Menteri Koordinator Bidang Perekonomian Airlangga Hartarto mengatakan, insentif tersebut diberikan sebagai bentuk intervensi kebijakan guna membantu industri petrokimia yang kesulitan memperoleh nafta, salah satu bahan baku utama dalam proses produksi.

“Insentif untuk LPG, yakni intervensi kebijakan berupa penurunan bea masuk utamanya untuk industri petrokimia yang dengan adanya konflik di Selat Hormuz mengalami kesulitan memperoleh nafta,” ujar Airlangga Hartarto dalam keterangannya di Jakarta, pada (28/4/2026).
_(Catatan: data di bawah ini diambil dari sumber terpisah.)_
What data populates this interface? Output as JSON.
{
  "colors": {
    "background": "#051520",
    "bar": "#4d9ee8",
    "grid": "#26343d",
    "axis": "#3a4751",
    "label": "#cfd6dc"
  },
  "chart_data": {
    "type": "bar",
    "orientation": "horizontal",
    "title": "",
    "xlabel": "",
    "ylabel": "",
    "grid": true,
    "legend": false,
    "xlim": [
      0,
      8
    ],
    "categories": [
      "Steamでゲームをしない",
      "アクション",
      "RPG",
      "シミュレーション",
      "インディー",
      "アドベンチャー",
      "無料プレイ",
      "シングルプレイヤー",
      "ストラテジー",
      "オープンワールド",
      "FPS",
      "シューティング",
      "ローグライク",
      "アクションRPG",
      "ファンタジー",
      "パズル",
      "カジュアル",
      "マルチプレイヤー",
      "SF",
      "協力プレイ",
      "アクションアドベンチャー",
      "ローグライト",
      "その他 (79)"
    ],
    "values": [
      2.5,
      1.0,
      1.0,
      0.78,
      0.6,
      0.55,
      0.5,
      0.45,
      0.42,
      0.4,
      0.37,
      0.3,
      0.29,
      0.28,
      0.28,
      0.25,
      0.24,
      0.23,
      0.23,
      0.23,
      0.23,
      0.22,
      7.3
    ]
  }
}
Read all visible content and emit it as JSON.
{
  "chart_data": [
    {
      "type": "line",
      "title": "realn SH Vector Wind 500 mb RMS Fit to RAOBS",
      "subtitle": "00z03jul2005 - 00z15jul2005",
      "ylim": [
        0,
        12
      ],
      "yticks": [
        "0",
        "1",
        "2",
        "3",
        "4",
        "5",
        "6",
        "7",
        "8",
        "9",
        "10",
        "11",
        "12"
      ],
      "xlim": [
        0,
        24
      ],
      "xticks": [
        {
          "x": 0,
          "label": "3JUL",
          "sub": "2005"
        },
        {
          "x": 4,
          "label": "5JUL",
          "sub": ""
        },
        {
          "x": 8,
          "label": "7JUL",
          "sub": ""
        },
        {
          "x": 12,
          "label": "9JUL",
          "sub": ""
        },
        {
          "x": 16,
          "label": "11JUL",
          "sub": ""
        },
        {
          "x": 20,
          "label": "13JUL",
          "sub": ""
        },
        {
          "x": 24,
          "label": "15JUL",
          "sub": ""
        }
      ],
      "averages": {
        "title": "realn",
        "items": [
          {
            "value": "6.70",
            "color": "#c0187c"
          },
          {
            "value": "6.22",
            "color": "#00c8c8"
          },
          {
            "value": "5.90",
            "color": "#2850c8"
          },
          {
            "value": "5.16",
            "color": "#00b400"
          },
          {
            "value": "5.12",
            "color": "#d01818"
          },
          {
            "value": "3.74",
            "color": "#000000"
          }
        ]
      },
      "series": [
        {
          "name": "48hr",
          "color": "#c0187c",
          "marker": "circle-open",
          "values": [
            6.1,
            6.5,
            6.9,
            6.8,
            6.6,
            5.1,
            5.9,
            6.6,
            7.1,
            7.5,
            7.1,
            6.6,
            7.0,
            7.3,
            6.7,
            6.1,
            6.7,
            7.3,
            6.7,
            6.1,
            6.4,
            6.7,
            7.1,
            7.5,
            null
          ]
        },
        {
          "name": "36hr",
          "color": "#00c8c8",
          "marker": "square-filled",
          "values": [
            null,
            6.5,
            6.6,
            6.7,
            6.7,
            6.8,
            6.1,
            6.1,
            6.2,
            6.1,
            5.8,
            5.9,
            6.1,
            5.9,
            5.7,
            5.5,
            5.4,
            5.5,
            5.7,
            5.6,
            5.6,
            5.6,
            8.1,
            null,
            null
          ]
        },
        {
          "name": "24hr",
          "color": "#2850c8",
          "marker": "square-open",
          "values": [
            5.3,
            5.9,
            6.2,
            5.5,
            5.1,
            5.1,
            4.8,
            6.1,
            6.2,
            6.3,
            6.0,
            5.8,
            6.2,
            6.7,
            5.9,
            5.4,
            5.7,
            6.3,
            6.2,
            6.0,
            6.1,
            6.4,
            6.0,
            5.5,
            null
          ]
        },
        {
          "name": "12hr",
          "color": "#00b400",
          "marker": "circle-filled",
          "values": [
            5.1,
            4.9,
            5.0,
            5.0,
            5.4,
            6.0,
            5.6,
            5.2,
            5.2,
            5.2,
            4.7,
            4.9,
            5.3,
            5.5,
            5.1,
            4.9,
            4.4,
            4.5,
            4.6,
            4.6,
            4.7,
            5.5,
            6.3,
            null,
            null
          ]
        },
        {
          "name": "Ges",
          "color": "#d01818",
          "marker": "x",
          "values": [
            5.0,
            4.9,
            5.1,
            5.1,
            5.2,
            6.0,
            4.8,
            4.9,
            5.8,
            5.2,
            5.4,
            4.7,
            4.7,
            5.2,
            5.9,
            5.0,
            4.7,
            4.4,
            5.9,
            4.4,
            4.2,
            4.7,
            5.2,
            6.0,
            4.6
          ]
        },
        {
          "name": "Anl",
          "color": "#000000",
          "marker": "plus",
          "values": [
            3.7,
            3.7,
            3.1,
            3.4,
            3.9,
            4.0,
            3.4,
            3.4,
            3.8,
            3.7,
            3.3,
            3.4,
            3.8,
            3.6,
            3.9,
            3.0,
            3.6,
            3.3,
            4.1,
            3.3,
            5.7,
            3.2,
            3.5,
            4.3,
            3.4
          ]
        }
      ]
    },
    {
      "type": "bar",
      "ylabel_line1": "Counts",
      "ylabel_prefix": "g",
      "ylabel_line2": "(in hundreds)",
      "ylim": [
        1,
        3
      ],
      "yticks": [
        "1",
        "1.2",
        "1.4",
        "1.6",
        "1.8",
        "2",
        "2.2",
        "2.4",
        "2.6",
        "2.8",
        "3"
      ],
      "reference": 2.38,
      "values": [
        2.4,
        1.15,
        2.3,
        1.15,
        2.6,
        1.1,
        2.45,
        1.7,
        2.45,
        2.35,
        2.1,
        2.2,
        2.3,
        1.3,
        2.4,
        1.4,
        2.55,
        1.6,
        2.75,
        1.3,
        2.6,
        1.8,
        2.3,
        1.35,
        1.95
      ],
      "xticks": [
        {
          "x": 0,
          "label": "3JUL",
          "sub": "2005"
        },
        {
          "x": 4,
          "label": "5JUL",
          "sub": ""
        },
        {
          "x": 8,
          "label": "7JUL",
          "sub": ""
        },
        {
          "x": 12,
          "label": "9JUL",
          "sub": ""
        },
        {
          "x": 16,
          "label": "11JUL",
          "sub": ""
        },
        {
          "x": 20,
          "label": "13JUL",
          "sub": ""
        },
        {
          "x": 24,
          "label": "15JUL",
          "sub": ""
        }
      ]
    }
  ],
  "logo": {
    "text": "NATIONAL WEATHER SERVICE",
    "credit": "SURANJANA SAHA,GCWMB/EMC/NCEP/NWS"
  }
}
Menurut Airlangga, kebijakan ini penting karena industri petrokimia memiliki peranan vital dalam menjaga rantai pasok bahan baku plastik yang saat ini mengalami kelangkaan di pasar global.

Industri petrokimia mengolah bahan dari kilang seperti nafta maupun gas alam menjadi berbagai produk turunan, termasuk bahan baku plastik yang dibutuhkan sektor manufaktur, makanan, minuman, hingga kemasan.

Pemerintah menilai gangguan pasokan nafta berpotensi memicu kenaikan biaya produksi di berbagai sektor industri jika tidak segera diantisipasi. Oleh karena itu, LPG dipilih sebagai alternatif bahan baku jangka pendek agar operasional kilang dan industri hilir tetap berjalan normal.

Sesuai arahan Presiden, Menteri Energi dan Sumber Daya Mineral (ESDM) saat ini juga tengah mencari sumber alternatif pasokan nafta dari negara lain guna menjaga ketahanan energi dan industri nasional.

Sementara itu, kebijakan pembebasan bea masuk impor LPG akan diberlakukan selama enam bulan ke depan. Saat ini pemerintah tinggal menunggu penerbitan Peraturan Menteri Perindustrian (Permenperin) serta Peraturan Menteri Keuangan (PMK) sebagai dasar pelaksanaan di lapangan.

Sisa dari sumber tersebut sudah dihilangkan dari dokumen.